On this same not, I realized that I should probably watch Food, Inc. I’m kind of afraid.
So now that we have all of these wonderful ways to guide our animal product buying experience, how can we really afford it? Is it really that important that we need to spend a lot more money on it?
It is important, but you don’t necessarily need to be spending a lot more money.
Here are some tips that I learned from the presentation for eating meat ethically and saving money:
- Shop your local farmers market. Since I live in Madison, I am fortunate to have a plethora of wonderful farmers markets in the area with many of them offering great local meat sources. Some grocery stores are even starting to catch on to this shop local trend by labeling products with the distance it took for them to get there.
- Buy in bulk and freeze it. Stores like Costco are starting to stock more and more organic, and ethical selections. Buying in bulk can save you lots of money. Even if you don’t have a membership to somewhere that you can buy large quantities at a time, be sure to keep an eye out for sales at your local grocer! When there is a sale, buy what you can and freeze or preserve what you can’t eat right away.

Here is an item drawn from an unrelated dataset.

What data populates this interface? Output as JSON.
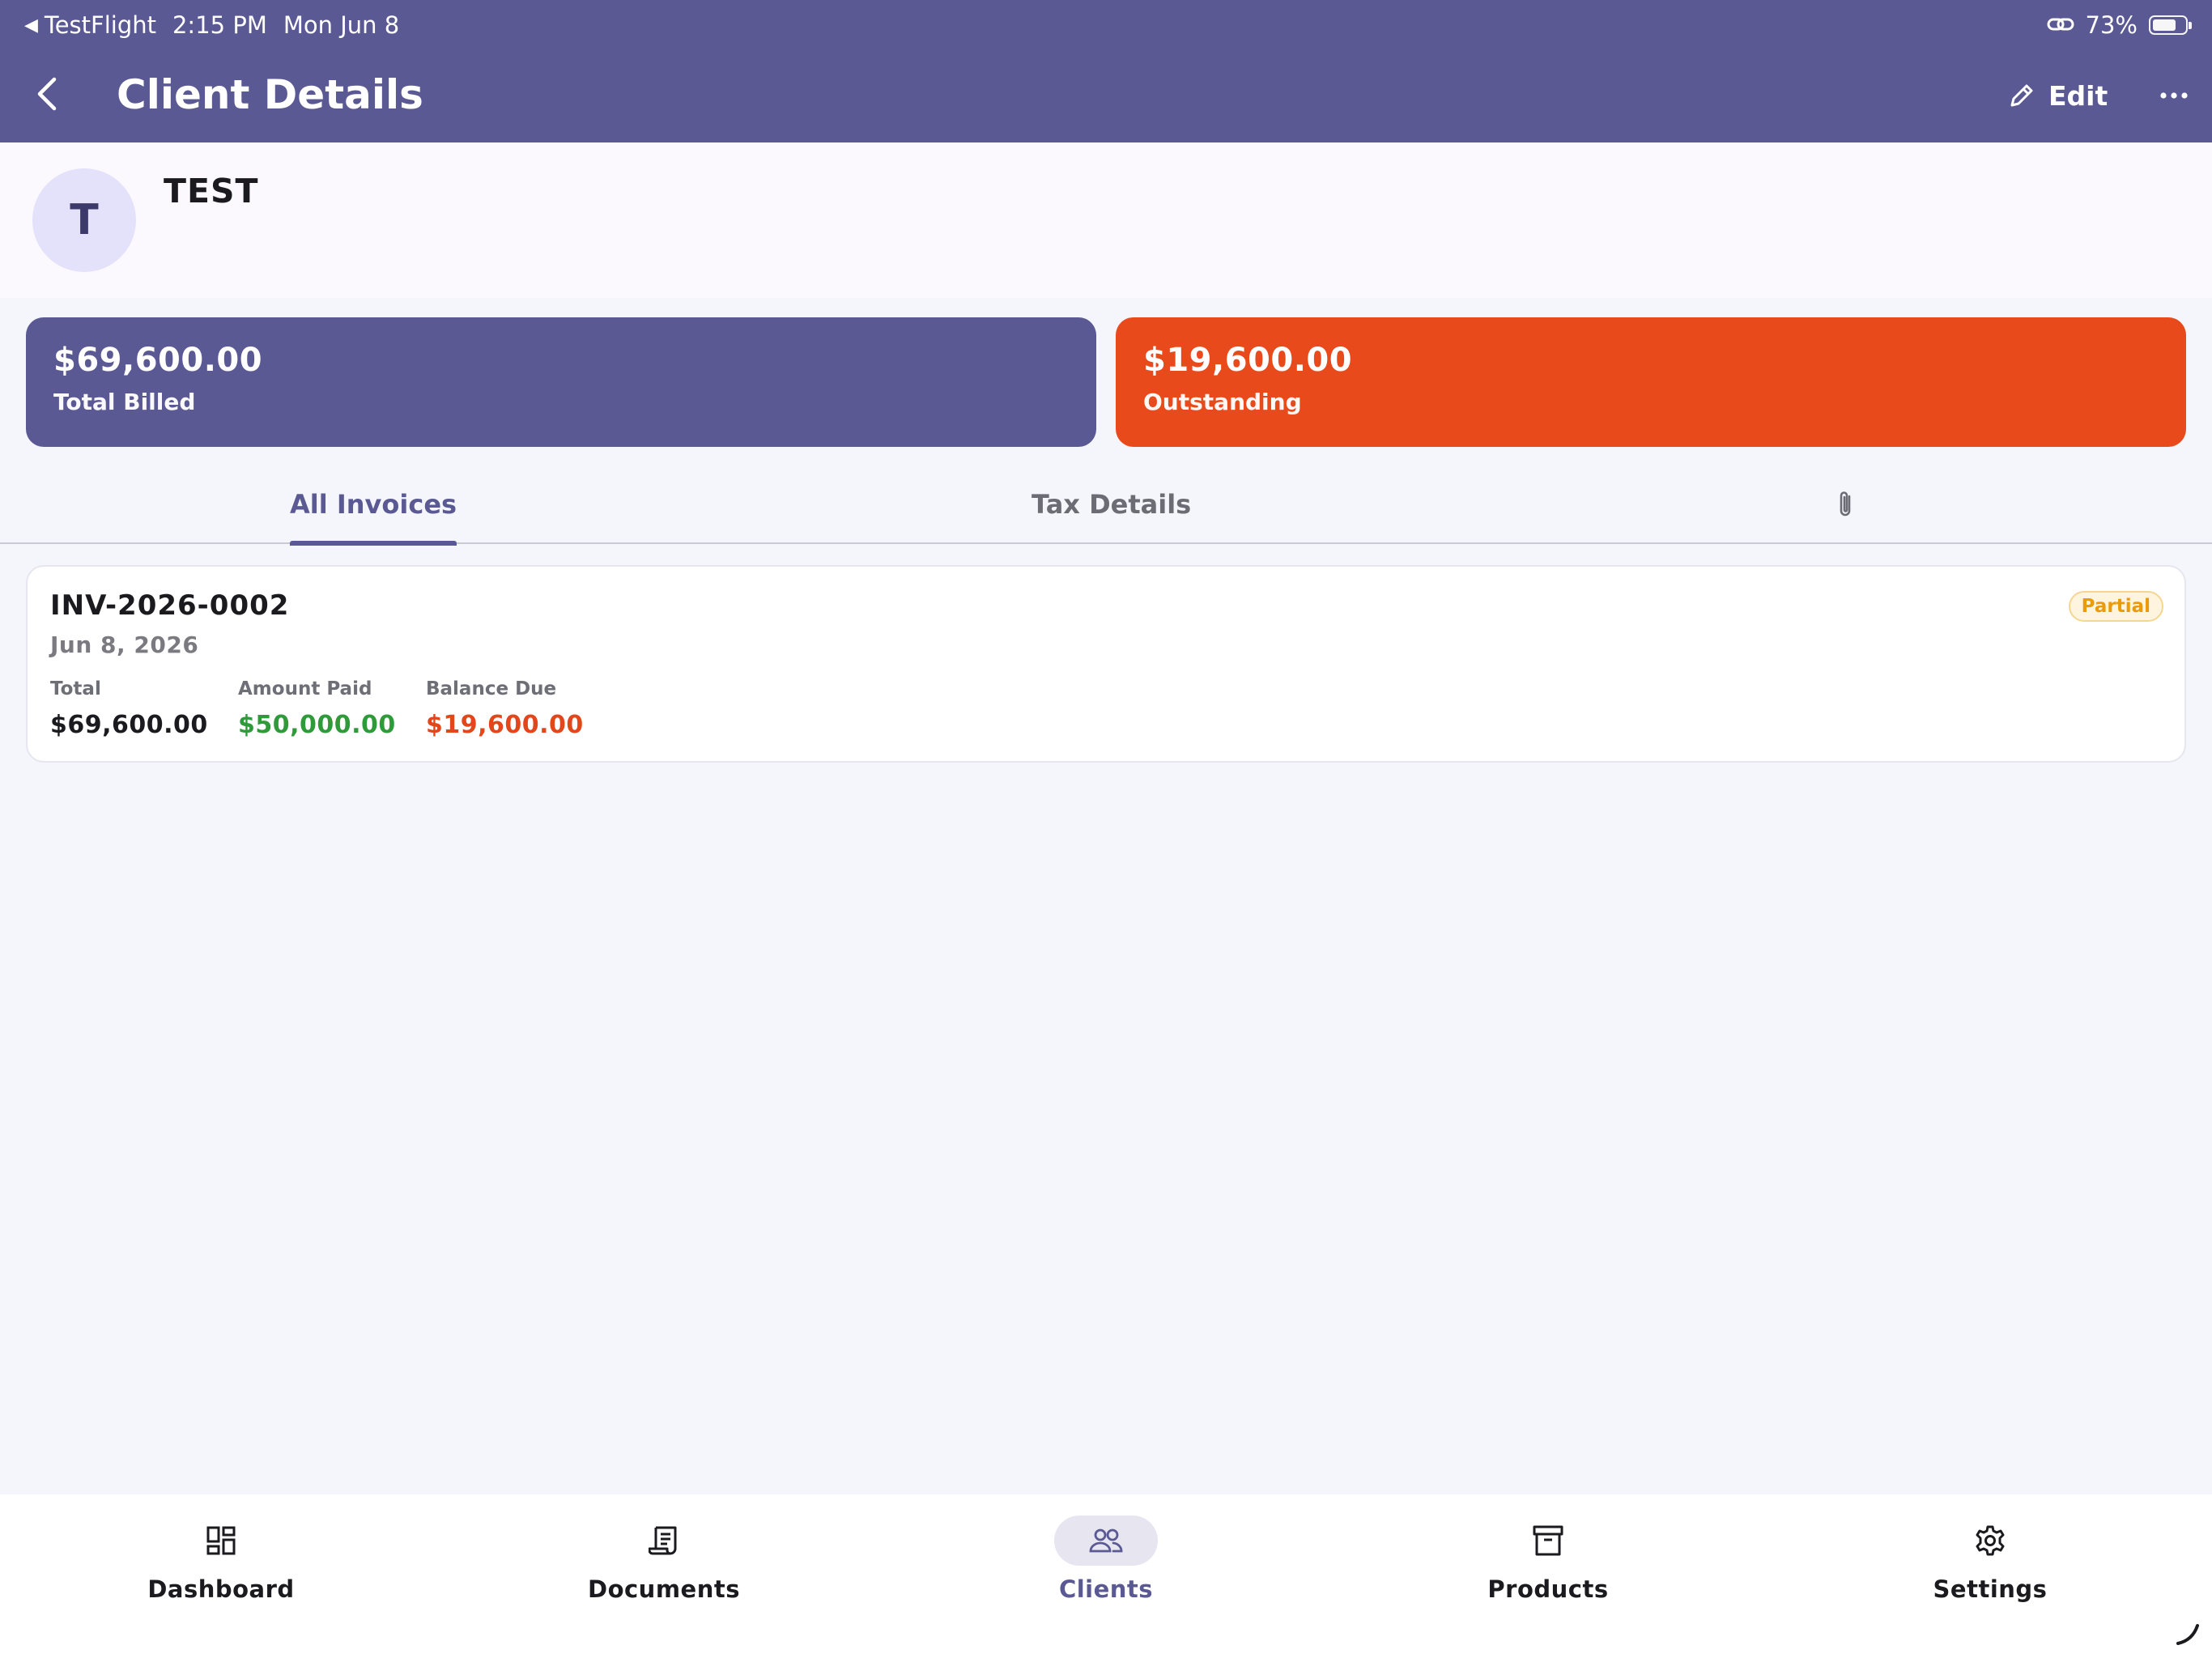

- Buy store brands. As I mentioned before, many grocery stores are jumping right in with the organic, and local trends. Just because it is a store brand does not downgrade it. In fact, if you shop at a smaller store they may have more control over the processing and production of their company than a larger brand name.

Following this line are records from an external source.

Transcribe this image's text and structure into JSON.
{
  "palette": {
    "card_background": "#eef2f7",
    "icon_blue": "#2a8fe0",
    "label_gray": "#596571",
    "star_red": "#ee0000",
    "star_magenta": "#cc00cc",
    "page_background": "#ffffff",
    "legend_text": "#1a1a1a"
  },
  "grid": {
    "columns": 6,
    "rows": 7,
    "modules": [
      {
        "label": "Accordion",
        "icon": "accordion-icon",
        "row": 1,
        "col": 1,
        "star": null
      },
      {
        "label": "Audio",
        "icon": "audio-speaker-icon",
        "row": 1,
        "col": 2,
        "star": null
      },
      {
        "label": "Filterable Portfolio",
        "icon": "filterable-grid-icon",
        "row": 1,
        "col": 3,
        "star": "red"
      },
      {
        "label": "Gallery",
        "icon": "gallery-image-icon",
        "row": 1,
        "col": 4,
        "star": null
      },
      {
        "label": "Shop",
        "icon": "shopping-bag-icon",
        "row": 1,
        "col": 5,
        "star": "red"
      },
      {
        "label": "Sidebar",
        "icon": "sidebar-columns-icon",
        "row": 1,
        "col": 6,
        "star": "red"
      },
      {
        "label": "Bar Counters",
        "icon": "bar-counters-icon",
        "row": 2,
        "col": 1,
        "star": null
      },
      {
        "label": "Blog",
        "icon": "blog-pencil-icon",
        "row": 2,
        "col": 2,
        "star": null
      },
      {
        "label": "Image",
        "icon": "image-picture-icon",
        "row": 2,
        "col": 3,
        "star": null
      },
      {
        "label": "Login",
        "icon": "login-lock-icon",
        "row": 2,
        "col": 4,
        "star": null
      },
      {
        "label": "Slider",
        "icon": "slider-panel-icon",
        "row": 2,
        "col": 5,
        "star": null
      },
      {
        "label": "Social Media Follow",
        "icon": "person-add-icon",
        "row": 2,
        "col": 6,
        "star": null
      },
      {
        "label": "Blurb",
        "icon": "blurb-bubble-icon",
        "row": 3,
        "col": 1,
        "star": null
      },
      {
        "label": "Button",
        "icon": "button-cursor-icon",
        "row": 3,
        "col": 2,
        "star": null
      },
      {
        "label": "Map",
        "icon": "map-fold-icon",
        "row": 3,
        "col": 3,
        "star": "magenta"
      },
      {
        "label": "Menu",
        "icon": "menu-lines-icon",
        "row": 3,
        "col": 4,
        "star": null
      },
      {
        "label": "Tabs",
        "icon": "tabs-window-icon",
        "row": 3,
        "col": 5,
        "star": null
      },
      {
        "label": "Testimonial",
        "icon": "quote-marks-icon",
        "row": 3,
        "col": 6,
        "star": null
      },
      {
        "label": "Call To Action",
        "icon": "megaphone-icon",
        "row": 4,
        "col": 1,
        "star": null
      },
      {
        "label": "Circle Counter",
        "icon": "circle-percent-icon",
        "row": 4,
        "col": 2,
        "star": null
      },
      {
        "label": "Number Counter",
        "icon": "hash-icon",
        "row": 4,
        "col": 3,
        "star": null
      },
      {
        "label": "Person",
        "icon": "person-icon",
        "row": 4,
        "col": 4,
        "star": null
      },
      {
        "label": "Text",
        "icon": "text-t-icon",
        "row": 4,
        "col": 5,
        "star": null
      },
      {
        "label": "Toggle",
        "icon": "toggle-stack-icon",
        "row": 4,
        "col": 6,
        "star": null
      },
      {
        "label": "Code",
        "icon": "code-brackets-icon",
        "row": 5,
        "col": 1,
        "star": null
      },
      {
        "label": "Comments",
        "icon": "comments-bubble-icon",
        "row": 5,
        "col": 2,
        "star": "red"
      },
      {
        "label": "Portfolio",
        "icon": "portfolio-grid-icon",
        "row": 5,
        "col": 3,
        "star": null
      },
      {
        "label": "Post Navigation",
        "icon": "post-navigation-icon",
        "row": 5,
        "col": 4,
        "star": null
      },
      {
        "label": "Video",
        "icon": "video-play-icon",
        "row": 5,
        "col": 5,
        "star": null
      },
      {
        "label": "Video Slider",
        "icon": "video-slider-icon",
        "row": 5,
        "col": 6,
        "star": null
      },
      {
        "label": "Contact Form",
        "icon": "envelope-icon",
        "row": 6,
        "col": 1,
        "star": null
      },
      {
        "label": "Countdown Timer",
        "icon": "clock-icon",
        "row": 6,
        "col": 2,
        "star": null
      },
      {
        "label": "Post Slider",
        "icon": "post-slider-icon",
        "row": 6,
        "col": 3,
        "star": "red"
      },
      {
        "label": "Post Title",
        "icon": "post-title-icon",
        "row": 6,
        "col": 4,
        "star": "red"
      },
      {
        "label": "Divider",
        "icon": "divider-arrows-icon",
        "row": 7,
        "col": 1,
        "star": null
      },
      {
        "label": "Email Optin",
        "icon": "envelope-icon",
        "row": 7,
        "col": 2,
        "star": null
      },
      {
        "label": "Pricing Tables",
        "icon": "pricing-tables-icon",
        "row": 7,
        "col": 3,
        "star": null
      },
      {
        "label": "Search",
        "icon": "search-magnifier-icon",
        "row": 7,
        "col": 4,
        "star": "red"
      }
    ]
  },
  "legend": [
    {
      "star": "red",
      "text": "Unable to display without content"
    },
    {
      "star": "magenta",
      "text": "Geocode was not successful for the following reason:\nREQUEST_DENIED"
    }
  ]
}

- Avoid “choice” cuts. Using cheaper cuts or ground meat will save you money.
- Buy in season. When things are in season in your area, they will be cheaper because there is more of them available. Buying raspberries in Wisconsin in December will be much more expensive than buying them in July. If you check out your local farmers market, you will be able to see first hand what is in season at a certain time. My Savvy friend Julie is currently working on a project to preserve all of her excess produce that is in season now so that when the season is over, she will still have some without having to spend much more money to buy something that is out of season.

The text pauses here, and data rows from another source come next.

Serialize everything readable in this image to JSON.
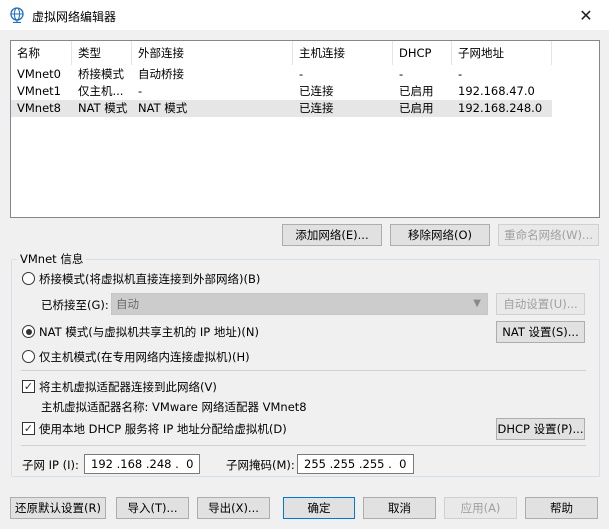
{
  "window": {
    "title": "虚拟网络编辑器"
  },
  "network_list": {
    "columns": [
      "名称",
      "类型",
      "外部连接",
      "主机连接",
      "DHCP",
      "子网地址"
    ],
    "rows": [
      {
        "name": "VMnet0",
        "type": "桥接模式",
        "external": "自动桥接",
        "host": "-",
        "dhcp": "-",
        "subnet": "-"
      },
      {
        "name": "VMnet1",
        "type": "仅主机...",
        "external": "-",
        "host": "已连接",
        "dhcp": "已启用",
        "subnet": "192.168.47.0"
      },
      {
        "name": "VMnet8",
        "type": "NAT 模式",
        "external": "NAT 模式",
        "host": "已连接",
        "dhcp": "已启用",
        "subnet": "192.168.248.0",
        "selected": true
      }
    ]
  },
  "list_buttons": {
    "add": "添加网络(E)...",
    "remove": "移除网络(O)",
    "rename": "重命名网络(W)..."
  },
  "vmnet_info": {
    "group_label": "VMnet 信息",
    "bridged_label": "桥接模式(将虚拟机直接连接到外部网络)(B)",
    "bridged_to_label": "已桥接至(G):",
    "bridged_to_value": "自动",
    "auto_settings": "自动设置(U)...",
    "nat_label": "NAT 模式(与虚拟机共享主机的 IP 地址)(N)",
    "nat_settings": "NAT 设置(S)...",
    "hostonly_label": "仅主机模式(在专用网络内连接虚拟机)(H)",
    "selected_mode": "nat",
    "connect_adapter_label": "将主机虚拟适配器连接到此网络(V)",
    "connect_adapter_checked": true,
    "adapter_name_text": "主机虚拟适配器名称: VMware 网络适配器 VMnet8",
    "dhcp_label": "使用本地 DHCP 服务将 IP 地址分配给虚拟机(D)",
    "dhcp_checked": true,
    "dhcp_settings": "DHCP 设置(P)...",
    "subnet_ip_label": "子网 IP (I):",
    "subnet_ip_value": "192 .168 .248 .  0",
    "subnet_mask_label": "子网掩码(M):",
    "subnet_mask_value": "255 .255 .255 .  0"
  },
  "footer_buttons": {
    "restore": "还原默认设置(R)",
    "import": "导入(T)...",
    "export": "导出(X)...",
    "ok": "确定",
    "cancel": "取消",
    "apply": "应用(A)",
    "help": "帮助"
  },
  "icons": {
    "title": "globe-network-icon",
    "close": "close-icon",
    "dropdown": "chevron-down-icon"
  }
}
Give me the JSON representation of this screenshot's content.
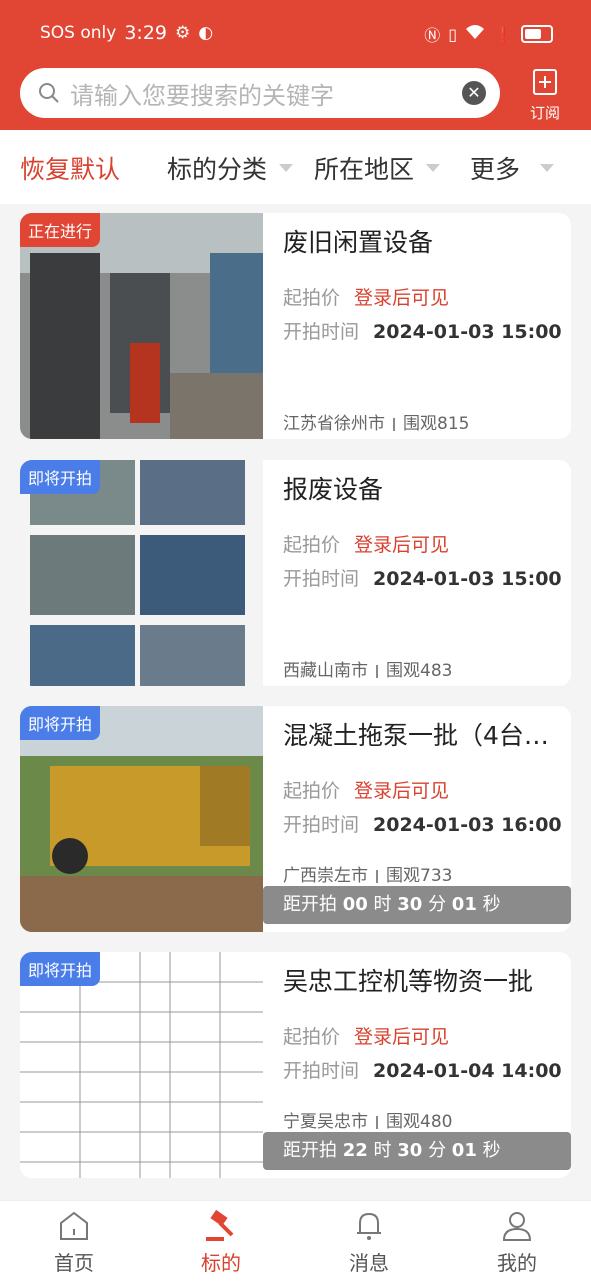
{
  "statusbar": {
    "left_text": "SOS only",
    "time": "3:29",
    "battery_pct": 0.7
  },
  "search": {
    "placeholder": "请输入您要搜索的关键字"
  },
  "subscribe": {
    "label": "订阅"
  },
  "filters": {
    "reset": "恢复默认",
    "category": "标的分类",
    "region": "所在地区",
    "more": "更多"
  },
  "labels": {
    "start_price": "起拍价",
    "start_time": "开拍时间",
    "views_prefix": "围观",
    "countdown_prefix": "距开拍",
    "hour": "时",
    "minute": "分",
    "second": "秒"
  },
  "listings": [
    {
      "badge": "正在进行",
      "badge_color": "#e14634",
      "title": "废旧闲置设备",
      "price": "登录后可见",
      "time": "2024-01-03 15:00",
      "location": "江苏省徐州市",
      "views": "815"
    },
    {
      "badge": "即将开拍",
      "badge_color": "#4a7de8",
      "title": "报废设备",
      "price": "登录后可见",
      "time": "2024-01-03 15:00",
      "location": "西藏山南市",
      "views": "483"
    },
    {
      "badge": "即将开拍",
      "badge_color": "#4a7de8",
      "title": "混凝土拖泵一批（4台…",
      "price": "登录后可见",
      "time": "2024-01-03 16:00",
      "location": "广西崇左市",
      "views": "733",
      "countdown": {
        "h": "00",
        "m": "30",
        "s": "01"
      }
    },
    {
      "badge": "即将开拍",
      "badge_color": "#4a7de8",
      "title": "吴忠工控机等物资一批",
      "price": "登录后可见",
      "time": "2024-01-04 14:00",
      "location": "宁夏吴忠市",
      "views": "480",
      "countdown": {
        "h": "22",
        "m": "30",
        "s": "01"
      }
    }
  ],
  "tabbar": {
    "home": "首页",
    "lots": "标的",
    "messages": "消息",
    "mine": "我的"
  },
  "colors": {
    "brand": "#e14634",
    "accent_text": "#d8422f"
  }
}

As a whole, I thought Evan‘s talk was very informative and interesting. I always try to buy the “more ethical” choices, but often times the cost is definitely a deterrent. This talk made me think about ways that I can make an ethical decision, without breaking my bank account.
The other half of the discussion was lead by Lin, and since she is vegan, it focused more on the produce aspects of ethical eating. I will be back with a recap of the less meaty half of the conversation soon!
How do you save money when you are buying groceries?
Do you always buy the cheapest selection, or do other things
(like brand, organic, local, etc.) factor into your decision?